Paul Lafargue sagte über sie: "Sie besaß einen heiteren und glänzenden Geist. Die an ihre Freunde gerichteten Briefe, welche ihr mühe- und zwanglos nur so aus der Feder flossen, sind wahrhaft meisterliche Leistungen eines lebhaften und originalen Geistes. Es galt für ein Fest, einen Brief von Frau Marx zu erhalten…", 

"Frau Jenny Marx hatte ich bereits kennengelernt, sie war eine vornehme Erscheinung, die sofort meine Sympathie gewann, die ihre Gäste in der scharmantesten und liebenswürdigsten Weise zu unterhalten verstand. […] Als ich am Tage vor unserer Abreise noch einmal die Marxsche Familie besuchte, lag Frau Marx zu Bett. Auf meine Bitte, mich verabschieden zu dürfen, führte mich Marx zu ihr mit der strengen Weisung, nicht länger als eine Viertelstunde mit ihr zu plaudern. Aber wir gerieten sofort in eine so animierte Unterhaltung, daß ich ihren Zustand ganz vergaß, und aus der Viertelstunde wurde mehr als eine halbe Stunde. Da trat der ungeduldig gewordene Marx ein und hielt mir eine Strafpredigt, ich wolle ihm wohl seine Frau zugrunde richten? Wehmütig nahm ich Abschied von ihr, denn das Leiden, an dem sie litt, war unheilbar. Ich sah sie nie wieder. Sie starb bereits im nächsten Jahr", August Bebel. 

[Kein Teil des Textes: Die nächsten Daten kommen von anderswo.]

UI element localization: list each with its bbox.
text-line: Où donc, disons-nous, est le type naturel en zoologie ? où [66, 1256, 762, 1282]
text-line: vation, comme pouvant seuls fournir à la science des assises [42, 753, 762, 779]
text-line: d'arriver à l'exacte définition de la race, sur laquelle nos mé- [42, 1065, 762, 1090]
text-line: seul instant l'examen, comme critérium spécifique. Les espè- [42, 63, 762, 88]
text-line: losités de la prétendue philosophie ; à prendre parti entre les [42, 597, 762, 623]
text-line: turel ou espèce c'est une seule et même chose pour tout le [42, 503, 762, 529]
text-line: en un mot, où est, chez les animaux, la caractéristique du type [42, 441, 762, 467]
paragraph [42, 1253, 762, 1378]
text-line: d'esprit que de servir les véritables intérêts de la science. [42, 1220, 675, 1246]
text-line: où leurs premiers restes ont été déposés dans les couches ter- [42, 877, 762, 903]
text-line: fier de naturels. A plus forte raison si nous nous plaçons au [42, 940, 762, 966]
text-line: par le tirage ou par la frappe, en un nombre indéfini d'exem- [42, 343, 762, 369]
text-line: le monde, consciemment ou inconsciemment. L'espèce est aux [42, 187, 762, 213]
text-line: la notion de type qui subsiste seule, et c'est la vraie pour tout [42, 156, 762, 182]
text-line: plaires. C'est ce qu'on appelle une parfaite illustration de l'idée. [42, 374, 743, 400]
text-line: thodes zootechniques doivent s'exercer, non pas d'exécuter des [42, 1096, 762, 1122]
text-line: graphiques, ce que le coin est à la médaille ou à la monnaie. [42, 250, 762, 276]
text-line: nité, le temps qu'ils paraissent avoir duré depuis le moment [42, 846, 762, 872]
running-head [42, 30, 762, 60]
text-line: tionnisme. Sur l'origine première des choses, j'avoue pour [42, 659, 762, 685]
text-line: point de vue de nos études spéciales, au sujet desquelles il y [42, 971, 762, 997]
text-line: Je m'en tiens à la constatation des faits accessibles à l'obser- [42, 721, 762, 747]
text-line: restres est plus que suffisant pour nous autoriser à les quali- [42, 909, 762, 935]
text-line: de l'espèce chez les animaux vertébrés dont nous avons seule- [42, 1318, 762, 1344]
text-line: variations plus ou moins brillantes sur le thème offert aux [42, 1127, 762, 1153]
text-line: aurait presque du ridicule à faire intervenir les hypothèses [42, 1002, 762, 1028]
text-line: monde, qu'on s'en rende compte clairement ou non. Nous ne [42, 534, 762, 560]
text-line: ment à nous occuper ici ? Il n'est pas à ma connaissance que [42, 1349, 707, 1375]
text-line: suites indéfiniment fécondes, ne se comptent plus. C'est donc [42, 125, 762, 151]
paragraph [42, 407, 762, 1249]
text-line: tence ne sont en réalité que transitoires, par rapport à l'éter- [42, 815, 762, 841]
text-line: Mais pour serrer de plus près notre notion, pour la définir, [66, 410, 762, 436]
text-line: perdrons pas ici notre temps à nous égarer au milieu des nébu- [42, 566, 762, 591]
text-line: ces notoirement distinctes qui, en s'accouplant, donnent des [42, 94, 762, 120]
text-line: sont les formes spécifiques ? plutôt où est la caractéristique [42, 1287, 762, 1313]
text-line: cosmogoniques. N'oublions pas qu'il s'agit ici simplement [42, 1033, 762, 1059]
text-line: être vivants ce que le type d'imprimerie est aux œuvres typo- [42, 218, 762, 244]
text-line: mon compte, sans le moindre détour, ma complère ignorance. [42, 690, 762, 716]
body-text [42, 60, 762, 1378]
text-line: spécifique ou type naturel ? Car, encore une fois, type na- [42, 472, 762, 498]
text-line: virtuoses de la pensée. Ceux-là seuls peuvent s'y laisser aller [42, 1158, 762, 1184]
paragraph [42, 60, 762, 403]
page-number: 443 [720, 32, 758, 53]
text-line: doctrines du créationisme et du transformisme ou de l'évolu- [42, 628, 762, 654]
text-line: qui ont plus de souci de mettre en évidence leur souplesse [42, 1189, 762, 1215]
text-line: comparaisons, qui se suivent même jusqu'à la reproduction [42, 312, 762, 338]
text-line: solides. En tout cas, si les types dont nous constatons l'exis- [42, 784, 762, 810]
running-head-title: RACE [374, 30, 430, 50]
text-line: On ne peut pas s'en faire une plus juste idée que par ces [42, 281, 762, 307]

Und Friedrich Engels sagt an ihrem Grab: „Was eine solche Frau, mit so scharfen und so kritischem Verstand, mit einem so sicheren Takt, mit solch einer leidenschaftlichen Energie, solch großer Kraft der Hingabe, in der revolutionären Bewegung geleistet, das hat nicht an die Öffentlichkeit vorgedrängt, ist niemals in den Spalten der Presse erwähnt worden. Was sie getan hat, wissen nur die, die mit ihr gelebt haben. Aber ich weiß, dass wir ihre kühnen und klugen Ratschläge vermissen werden – kühn ohne Prahlerei, klug, ohne der Ehre etwas zu vergeben.“ 



Kommentare

  1. Wie immer: eine unterschätzte, verächtlich gemachte großartige Frau mit vielen guten Gaben, die sie genutzt hat, um Großes zu ermöglichen. Schön, einen solchen Beitrag lesen zu dürfen. Danke & liebe Grüße!